|Tested species reactivity||Human, Mouse, Rat|
|Host / Isotype||Mouse / IgG1|
|Immunogen||Recombinant bacterially expressed full length protein|
|Storage buffer||tissue culture supernatant|
|Contains||0.1% sodium azide|
|Storage Conditions||Store at 4°C short term. For long term storage, store at -20°C, avoiding freeze/thaw cycles.|
|Tested Applications||Dilution *|
|Western Blot (WB)||1:50|
* Suggested working dilutions are given as a guide only. It is recommended that the user titrate the product for use in their own experiment using appropriate negative and positive controls.
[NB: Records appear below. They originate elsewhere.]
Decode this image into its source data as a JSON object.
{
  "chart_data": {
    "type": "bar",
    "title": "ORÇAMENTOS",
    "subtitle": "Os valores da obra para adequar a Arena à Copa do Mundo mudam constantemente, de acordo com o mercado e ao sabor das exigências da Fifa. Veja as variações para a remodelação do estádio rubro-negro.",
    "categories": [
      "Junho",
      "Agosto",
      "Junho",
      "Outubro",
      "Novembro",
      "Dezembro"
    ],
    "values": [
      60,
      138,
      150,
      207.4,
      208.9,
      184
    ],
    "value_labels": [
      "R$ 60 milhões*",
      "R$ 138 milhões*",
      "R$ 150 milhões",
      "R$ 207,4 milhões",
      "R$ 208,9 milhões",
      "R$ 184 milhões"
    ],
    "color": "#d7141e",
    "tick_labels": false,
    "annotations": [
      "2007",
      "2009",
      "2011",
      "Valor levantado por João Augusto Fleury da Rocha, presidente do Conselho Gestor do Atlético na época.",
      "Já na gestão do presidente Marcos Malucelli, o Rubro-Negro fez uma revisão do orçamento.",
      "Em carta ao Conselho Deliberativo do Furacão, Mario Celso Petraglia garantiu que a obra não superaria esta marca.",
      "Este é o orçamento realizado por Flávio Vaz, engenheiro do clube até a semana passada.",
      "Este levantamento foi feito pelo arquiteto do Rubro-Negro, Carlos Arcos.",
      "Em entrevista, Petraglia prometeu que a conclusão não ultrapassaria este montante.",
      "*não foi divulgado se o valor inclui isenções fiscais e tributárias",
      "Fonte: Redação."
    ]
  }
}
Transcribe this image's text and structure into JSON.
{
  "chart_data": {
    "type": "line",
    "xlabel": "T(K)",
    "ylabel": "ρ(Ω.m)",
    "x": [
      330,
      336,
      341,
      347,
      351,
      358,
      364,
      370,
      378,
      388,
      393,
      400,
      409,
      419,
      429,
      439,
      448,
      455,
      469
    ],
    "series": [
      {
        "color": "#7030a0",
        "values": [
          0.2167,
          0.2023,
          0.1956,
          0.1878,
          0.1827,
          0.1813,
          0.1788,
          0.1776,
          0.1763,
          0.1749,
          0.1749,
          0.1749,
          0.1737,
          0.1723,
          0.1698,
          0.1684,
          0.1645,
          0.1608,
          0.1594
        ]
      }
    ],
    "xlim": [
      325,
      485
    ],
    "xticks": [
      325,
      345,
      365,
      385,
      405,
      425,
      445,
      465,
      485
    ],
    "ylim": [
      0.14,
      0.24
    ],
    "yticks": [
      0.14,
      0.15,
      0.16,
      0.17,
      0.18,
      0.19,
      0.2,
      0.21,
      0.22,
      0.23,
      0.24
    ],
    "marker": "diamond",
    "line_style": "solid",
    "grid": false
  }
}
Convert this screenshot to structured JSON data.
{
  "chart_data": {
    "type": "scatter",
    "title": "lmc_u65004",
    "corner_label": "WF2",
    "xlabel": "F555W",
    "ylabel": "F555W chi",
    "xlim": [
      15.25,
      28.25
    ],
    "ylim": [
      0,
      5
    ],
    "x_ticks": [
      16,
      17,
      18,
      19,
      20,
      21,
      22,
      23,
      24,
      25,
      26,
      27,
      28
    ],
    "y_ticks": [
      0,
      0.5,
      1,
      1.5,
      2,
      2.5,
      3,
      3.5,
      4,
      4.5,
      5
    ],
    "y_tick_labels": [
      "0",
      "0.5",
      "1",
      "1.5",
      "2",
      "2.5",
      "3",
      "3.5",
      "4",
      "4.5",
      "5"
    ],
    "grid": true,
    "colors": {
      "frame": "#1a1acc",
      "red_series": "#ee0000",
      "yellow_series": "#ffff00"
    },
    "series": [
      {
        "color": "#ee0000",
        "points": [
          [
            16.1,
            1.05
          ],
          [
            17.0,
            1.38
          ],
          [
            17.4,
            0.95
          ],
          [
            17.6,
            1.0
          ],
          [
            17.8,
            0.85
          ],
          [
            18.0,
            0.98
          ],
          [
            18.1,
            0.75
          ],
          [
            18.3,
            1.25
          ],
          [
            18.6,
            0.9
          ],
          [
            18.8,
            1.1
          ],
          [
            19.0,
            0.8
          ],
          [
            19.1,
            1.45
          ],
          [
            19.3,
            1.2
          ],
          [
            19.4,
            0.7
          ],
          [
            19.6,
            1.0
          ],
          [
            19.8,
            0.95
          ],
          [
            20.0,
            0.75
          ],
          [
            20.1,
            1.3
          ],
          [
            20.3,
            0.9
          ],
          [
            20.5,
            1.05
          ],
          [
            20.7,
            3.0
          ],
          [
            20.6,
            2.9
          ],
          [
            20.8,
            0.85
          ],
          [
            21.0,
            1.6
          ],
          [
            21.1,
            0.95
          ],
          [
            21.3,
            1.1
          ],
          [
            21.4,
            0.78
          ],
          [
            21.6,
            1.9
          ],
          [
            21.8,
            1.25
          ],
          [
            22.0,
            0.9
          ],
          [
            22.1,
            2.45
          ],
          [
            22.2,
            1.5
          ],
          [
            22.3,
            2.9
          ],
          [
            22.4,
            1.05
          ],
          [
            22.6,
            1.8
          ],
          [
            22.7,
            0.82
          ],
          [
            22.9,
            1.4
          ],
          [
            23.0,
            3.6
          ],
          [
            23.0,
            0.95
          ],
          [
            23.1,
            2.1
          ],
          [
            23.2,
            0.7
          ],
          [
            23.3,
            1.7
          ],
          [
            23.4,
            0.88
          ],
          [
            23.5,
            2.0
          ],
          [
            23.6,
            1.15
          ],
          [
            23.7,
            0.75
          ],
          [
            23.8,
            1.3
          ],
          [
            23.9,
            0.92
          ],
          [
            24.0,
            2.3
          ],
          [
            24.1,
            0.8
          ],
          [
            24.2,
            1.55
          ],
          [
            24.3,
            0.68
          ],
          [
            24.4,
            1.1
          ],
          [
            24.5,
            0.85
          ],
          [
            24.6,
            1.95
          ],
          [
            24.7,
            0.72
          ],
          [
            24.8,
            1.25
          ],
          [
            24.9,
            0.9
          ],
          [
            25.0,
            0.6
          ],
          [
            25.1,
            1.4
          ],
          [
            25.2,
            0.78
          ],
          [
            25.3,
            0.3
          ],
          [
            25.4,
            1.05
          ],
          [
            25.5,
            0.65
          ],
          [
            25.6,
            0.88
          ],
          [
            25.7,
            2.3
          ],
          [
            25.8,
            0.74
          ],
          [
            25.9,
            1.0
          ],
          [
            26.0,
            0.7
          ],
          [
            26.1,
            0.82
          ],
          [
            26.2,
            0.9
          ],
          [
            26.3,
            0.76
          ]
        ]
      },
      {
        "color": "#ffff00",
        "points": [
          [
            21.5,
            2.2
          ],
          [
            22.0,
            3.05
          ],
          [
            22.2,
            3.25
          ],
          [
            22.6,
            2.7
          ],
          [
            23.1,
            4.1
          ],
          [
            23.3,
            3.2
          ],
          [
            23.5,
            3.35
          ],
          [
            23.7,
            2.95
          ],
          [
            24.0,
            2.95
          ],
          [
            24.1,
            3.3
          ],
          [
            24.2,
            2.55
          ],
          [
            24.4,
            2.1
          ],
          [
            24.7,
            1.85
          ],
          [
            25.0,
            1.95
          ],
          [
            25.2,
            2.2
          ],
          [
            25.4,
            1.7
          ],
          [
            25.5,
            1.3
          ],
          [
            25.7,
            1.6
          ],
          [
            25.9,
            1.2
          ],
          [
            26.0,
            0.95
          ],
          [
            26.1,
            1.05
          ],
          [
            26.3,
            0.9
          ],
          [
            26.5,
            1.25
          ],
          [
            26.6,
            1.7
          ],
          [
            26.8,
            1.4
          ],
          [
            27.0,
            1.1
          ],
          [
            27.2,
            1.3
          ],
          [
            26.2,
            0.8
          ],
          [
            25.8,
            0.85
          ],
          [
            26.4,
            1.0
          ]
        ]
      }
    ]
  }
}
MA1-5820 reacts with human dermal fibroblasts in immunocytochemistry. Other cell/tissue types have not been tested in this application. It reacts with human, mouse and rat samples in Western blot. This antibody recognizes the common tail domain of Lamin A+C, epitope aa 464-572.
Nuclear lamins form a network of intermediate-type filaments at the nucleoplasmic site of the nuclear membrane. Two main subtypes of nuclear lamins can be distinguished, i.e. A-type lamins and B-type lamins. The A-type lamins comprise a set of three proteins arising from the same gene by alternative splicing, i.e. lamin A, lamin C and lamin Adel 10, while the B-type lamins include two proteins arising from two distinct genes, i.e. lamin B1 and lamin B2. Recent evidence has revealed that mutations in A-type lamins give rise to a range of rare but dominant genetic disorders, including Emery-Dreifuss muscular dystrophy, dilated cardiomyopathy with conduction-system disease and Dunnigan-type familial partial lipodystrophy. In addition, the expression of A-type lamins coincides with cell differentiation and as A-type lamins specifically interact with chromatin, a role in the regulation of differential gene expression has been suggested for A-type lamins.
For Research Use Only. Not for use in diagnostic procedures. Not for resale without express authorization.